NEW HAVEN — Howard Nero, a math and science teacher at Microsociety Magnet School, turned to chess several years ago to help students understand math coordinates. He realized he was onto something and started a chess club four years ago, then formalized it and called it “Checkmate! Chess for Champions” two years ago. Members began working toward tournaments. This year, he brought in the Yale Chess Club to take his 50 players to a new level.
Club members play one another and are paired with players around the world in on-line matches.
“The kids now see math has a purpose behind it. They learn strategy, patience and problem-solving. Problem-solving is the hardest thing for our kids,” he said.
Nero said that students in the club improved their math scores on the Connecticut Mastery Test by 30 percent between fifth and sixth grade.
“I would say that 80 percent of our kids are proficient in math now, they are among the highest math scores in the district.”
ING, the Dutch insurance conglomerate, selected Nero this year as an ING Unsung Hero, its awards program for teachers, and donated $2,000 to Microsociety to expand the club Friday.
Nero will put the money toward paying for more chess games, timers, chess software, transportation and tournament fees.
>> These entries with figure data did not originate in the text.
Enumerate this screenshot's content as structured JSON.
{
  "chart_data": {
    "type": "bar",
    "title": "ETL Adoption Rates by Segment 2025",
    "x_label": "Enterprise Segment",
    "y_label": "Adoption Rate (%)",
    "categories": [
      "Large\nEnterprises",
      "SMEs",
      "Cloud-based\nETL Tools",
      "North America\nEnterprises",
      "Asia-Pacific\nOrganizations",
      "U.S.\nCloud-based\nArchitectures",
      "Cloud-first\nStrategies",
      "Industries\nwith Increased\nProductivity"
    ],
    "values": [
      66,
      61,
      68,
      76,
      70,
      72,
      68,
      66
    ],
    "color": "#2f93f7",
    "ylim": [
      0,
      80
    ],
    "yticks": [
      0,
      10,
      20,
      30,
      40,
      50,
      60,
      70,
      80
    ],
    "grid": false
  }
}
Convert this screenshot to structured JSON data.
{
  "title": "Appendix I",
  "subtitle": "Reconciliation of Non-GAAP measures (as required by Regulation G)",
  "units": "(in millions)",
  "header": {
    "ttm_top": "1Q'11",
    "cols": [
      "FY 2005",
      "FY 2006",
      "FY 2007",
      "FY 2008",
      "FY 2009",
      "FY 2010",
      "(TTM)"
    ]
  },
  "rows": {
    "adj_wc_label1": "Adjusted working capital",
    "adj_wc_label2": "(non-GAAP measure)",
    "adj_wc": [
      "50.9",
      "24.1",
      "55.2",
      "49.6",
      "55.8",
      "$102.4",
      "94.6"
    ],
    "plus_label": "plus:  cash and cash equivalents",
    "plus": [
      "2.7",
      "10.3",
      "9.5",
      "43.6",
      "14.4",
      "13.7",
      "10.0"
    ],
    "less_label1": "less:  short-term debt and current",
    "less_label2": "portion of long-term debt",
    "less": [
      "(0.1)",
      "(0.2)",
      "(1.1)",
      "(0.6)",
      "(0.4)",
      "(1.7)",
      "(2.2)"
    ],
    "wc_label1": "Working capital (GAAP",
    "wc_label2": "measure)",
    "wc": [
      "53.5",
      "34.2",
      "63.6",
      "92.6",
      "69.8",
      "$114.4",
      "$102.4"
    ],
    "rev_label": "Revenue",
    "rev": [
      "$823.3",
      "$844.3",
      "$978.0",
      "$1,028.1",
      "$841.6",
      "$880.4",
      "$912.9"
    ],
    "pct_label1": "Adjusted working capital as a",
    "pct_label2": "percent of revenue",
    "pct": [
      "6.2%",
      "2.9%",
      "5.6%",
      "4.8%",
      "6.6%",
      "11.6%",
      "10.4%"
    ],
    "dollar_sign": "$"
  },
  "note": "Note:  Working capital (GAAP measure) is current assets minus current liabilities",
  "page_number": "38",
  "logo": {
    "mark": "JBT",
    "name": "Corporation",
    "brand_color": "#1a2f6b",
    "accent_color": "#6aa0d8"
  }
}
He will take his top five players to a tournament next month in Orange, but his students will need to compete to be among the five.
Rakeam Durant, 11, a sixth-grader and Microsociety’s reigning chess champ, has been playing chess under Nero since first grade.
“It’s tough because everybody keeps getting better and better,” Rakeam said. “Now my dad wants me to teach him how to play.”
His classmates, Ethan Godfrey, Danjuan Oliver and Lezlie McEarchern, all 11 and in the sixth grade, are eager to challenge him as champion.
“Fool’s mate! You use that (strategy) on everybody,” Lezlie huffed. Rakeam smiled quietly, as if to say, ‘But it works.’
They have already competed in several tournaments, but these students don’t forget why they’re learning chess.”
In chess, you learn math better. You learn eight times eight is 64 because there are 64 squares on the grid,” Ethan said.